Phoenix Contact expands in U.S., China

Phoenix Contact (www.phoenixcon.com) developer and manufacturer of specialized electronic components and connection systems, is expanding design, engineering, manufacturing, distribution, and support activities in the U.S. and in China, company executives announced to media here on Sept.

By Staff October 1, 2005

Phoenix Contact ( www.phoenixcon.com ) developer and manufacturer of specialized electronic components and connection systems, is expanding design, engineering, manufacturing, distribution, and support activities in the U.S. and in China, company executives announced to media here on Sept. 16. Employees learned of the U.S. expansion about year ago, including more than $6 million in U.S. investment for a new 45,000 square-foot automated distribution center, to be finished in 2007, adding 200 employees by 2010. Employees number 355 now; 370 are expected by year-end 2005. Manufacturing expansion details are not yet final, but it will more than triple capacity from leased space across the street from its Phoenix Contact – USA headquarters, near Harrisburg, PA.

To speed new product innovation and enhance operating processes, Phoenix Contact is “Moving to a Trans National Corporation (TNC) with regional centers to address product development allowing Phoenix Contact to address customer and market opportunities faster than ever,” says Frank Stuehrenberg, executive vice president global sales, Phoenix Contact GmbH & Co. KG. Company sales outside Germany are 60%; 90-95% of growth is outside Germany, he says. Its three largest markets are Germany, USA, and China. “How can we go on without a bottleneck in Blomberg activities?” The answer is by investing in “Regional Centers of Competence (RCoC) based at our facilities in Germany, the United States and in China.” The U.S. Regional Business Unit will include research and development of new products for company subsidiaries in the Americas, including United States, Canada, Brazil, Mexico, and Argentina. Existing U.S. sales operations will continue growth, Stuehrenberg says, as will newly separated and expanded operations for product manufacturing, logistics, and central services.
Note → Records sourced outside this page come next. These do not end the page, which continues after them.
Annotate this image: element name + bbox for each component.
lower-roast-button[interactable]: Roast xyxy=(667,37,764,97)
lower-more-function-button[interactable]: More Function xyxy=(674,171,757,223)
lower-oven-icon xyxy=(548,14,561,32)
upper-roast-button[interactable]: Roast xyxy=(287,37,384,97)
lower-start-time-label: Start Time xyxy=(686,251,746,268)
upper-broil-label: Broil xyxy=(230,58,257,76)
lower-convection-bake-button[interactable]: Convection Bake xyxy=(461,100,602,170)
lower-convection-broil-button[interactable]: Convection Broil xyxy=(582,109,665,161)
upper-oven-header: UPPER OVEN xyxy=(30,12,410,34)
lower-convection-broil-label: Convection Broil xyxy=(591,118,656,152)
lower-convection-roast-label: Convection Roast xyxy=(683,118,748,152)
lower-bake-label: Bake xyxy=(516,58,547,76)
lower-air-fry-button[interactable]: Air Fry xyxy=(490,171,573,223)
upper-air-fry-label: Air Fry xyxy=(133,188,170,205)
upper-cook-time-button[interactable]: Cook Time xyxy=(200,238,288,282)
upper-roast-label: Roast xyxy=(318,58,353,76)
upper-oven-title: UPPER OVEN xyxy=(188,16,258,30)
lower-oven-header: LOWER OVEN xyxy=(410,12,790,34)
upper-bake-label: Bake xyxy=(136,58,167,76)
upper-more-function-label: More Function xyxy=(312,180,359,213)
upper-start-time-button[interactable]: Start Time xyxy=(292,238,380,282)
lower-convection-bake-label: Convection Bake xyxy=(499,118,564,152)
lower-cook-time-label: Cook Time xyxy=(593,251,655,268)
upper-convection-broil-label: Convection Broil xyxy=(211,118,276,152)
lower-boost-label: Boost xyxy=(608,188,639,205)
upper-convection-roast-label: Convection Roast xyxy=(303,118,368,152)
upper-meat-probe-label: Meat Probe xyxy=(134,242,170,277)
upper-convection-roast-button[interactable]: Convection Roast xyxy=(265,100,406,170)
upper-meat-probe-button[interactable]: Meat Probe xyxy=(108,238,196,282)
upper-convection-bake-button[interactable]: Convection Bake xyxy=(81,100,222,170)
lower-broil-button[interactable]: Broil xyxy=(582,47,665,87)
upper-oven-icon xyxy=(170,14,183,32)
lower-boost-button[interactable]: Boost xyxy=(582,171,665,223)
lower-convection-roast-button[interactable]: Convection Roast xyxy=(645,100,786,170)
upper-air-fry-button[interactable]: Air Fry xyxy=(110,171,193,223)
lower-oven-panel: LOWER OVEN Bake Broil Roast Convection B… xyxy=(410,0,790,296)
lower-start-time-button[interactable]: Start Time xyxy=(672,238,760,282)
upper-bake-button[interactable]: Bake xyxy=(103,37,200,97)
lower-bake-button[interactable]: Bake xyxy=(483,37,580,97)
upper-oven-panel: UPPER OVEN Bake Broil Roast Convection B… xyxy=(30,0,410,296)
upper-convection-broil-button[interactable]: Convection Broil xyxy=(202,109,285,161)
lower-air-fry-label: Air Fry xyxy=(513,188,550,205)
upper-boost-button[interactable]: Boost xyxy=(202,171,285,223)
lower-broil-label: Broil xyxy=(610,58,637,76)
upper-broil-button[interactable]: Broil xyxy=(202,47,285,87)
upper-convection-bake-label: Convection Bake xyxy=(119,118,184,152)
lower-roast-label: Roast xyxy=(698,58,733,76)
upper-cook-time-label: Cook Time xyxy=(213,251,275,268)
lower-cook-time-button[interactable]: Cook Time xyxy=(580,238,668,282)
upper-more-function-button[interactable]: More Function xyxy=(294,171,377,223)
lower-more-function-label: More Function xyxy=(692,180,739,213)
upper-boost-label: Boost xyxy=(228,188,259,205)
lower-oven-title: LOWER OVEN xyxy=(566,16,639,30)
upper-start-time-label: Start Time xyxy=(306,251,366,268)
Jack Nehlig, president of Phoenix Contact – USA, says the changes better position the company for aggressive growth, better serving existing business units and their customers. “Our new direction will allow us to work closer with our colleagues in Germany to more quickly develop and deploy innovative products for the Americas region.” Phoenix Contact – USA sold $109 million in 2004, a 23% increase over 2003. U.S. sales will be “well in excess of $200 million by 2010,” Nehlig says. The current 28,000 square-foot manufacturing operations are slated to expand to 90,000 square-feet by 2008. Already operating near capacity, the current distribution center cannot optimally handle the expected growth in shipments for customers through the Americas, Nehlig says. The new distribution center, and, to the extent possible manufacturing, are expected to use Phoenix Contact’s control-and-automation systems in a state-of-the-art operation, he says. Design and manufacturing expansions in the U.S. facility will start with Ethernet and wireless technologies, since the U.S. company has led in development in these areas, Nehlig says. ODVA-based industrial networks and next generation of cabling for the Varioface system of wiring interface modules will also be U.S.-based.

Roland Bent, executive vice president of marketing and development, Phoenix Contact GmbH & Co. KG, says, “At a time when many companies are looking to locations outside the United States for additional engineering or manufacturing services, Phoenix Contact is increasing our investment in the U.S. Instead of off-shoring, we call this ‘in-shoring,'” to enable a more complete offering for customers in products and services, he says. Bent told Control Engineering he was “surprised how quickly the whole thing developed after the internal announcement a year ago. We threw a stone into the water and it expanded and developed from there.” Bent and Stuehrenberg acknowledged the need to expand training in culture, guidelines, product lifecycle maps, and collaborative engineering tools.

Dave Skelton, vice president of the Americas business unit and of the U.S. RCoC, showed newly constructed, test-and-functional labs, more than $200,000 in investments, and an area for new engineers and managers, resulting from the announcements. “These are functional equivalents to labs in Germany,” Skelton says. One immediate role will be to ensure compatibility among customers’ ODVA-based industrial network products.

Phoenix Contact has been operating in China under a joint venture and continues to work on details to expand with an independent subsidiary operation for the RCoC in Nanjing, China. Details will follow in a future announcement.

Globally, privately held Phoenix Contact operates 38 subsidiaries employing more than 7,000 people, with annual sales exceeding 720 million Euro ($1 billion). The parent company was formed in Germany in 1923; U.S. company began in 1981. Six major product lines include more than 20,000 products. The lines are: Clipline, industrial connection technology; Combicon and Pluscon, device connection technologies; Trabtech, surge voltage protection; Interface, signal level matching; Automationworx industrial PCs, I/O devices, HMI, and software (including the acquisition of Entivity with the Steeplechase and Think&Do PC-based control product lines).